New research questions generated by the project
Three lines of research have been opened by the project. To explain how, let us note that the project has been carried out in a contemporary context marked by (1) the resurgence of rightwing, populist, and fascist movements, (2) migrant movements, and (3) the ongoing establishment of digital infrastructures, leading to increasing mediation of cultural expressions through digital platforms. The project’s conceptualization of aesthetic knowledge of political emergence is pertinent to the understanding of each of these three areas. The project therefore has opened a path to pioneering analysis of rightwing populist cultural expressions; a separate project has been established for this purpose. It has also opened a path for pioneering analysis of what is termed “migratory aesthetics”, which I have developed explorative essays. Finally, the project has opened up perspectives for the study of the digital governance of human collectives and democratic participation, and here, too, a new project has been established, together with visual artist Anna Ådahl, adopting methods of artistic research.
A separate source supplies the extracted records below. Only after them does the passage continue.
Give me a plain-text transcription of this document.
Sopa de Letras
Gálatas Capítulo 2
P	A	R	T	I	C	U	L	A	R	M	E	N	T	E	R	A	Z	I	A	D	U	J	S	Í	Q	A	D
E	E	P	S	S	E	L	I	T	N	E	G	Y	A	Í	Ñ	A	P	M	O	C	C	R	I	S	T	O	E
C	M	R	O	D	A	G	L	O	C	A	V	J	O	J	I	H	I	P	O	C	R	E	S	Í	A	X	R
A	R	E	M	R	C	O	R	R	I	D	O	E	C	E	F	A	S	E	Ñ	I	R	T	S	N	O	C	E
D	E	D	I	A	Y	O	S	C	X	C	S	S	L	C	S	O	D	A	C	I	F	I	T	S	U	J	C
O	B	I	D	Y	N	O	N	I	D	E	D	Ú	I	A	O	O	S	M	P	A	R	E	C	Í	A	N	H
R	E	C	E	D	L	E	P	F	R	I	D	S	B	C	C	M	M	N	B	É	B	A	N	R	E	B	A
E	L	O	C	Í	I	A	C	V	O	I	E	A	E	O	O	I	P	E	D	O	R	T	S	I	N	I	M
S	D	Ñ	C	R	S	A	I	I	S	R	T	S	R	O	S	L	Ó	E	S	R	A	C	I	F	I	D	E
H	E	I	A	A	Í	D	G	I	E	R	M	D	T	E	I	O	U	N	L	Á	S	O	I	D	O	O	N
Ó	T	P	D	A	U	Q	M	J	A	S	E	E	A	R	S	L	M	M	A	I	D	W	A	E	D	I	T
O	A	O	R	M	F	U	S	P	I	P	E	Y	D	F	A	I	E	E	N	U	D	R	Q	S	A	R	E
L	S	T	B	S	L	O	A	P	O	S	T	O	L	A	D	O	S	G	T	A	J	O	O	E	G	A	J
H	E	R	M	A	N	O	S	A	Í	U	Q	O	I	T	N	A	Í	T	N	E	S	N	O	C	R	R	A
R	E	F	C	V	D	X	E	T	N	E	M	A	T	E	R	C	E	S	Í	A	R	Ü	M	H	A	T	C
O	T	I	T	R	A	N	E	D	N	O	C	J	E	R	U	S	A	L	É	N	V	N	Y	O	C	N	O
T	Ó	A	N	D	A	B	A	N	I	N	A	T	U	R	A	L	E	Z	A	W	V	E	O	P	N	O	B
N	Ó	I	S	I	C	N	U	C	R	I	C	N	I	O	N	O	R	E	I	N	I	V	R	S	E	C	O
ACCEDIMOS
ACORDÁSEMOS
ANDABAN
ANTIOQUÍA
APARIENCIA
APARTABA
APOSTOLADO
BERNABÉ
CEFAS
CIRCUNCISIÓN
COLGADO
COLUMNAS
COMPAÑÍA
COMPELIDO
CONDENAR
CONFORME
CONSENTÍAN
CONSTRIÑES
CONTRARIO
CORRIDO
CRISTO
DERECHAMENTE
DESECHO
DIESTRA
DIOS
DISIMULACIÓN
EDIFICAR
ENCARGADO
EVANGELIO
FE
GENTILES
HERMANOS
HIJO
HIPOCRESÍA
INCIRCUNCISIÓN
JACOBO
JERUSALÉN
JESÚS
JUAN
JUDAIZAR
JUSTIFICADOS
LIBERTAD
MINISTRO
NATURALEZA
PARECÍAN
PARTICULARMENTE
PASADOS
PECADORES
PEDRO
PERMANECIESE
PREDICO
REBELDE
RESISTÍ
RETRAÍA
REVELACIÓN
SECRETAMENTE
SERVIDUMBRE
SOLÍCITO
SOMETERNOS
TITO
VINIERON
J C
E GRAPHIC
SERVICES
Research dissemination and collaboration
Research undertaken in the project has been disseminated in four forms. First, a substantial number of academic articles have been published (see below). These articles form the basis of a forthcoming monograph.
Second, the project has met considerable interest both nationally and internationally. There has been no need to seek acceptance at conference sessions, because the project leader has often been invited to present it, especially before the outbreak of the Covid-19 pandemic, for instance, at Copenhagen U (2019), Yale U (2018), U of Manchester (2019), Columbia U (2019), M.S. Merian – R. Tagore International Centre of Advanced Studies, New Delhi (2018) the Graduate Institute, Geneva, (2019), Luleå Art Biennial (2021), Nordisk kulturfond (2019) The Royal Swedish Academy of Letters, History and Antiquities, and Uppsala U (2019), Humboldt Universität (2022), Universität Bamberg, Siegen (2021), as well as a Nobel Symposium in Stockholm 2022. Two talks at the Maidan Museum in Kyiv, in summer and fall 2021, deserve special mention.
Third, the project leader has been co-editor with a colleague in political aesthetics at Copenhagen University of a special issue of K&K – Kultur & Klasse, Nordic Journal for research in the humanities, on the topic of the aesthetics of democratic revolt.
Fourth, the project leader has been invited to deliver public talks on the topic of the project. There has also been collaboration with cultural institutions, such as art centers, theaters, and organizations of adult learning, too many to mention.
The project leader acknowledges the invaluable help and consultancy of the following: Galyna Kutsovska, Sahar Buran, Artemis Potamianou, Marina Fokidis, d Ihor Phosyvailo. He also acknowledges his gratitude to Riksbankens Jubileumsfond for generous support.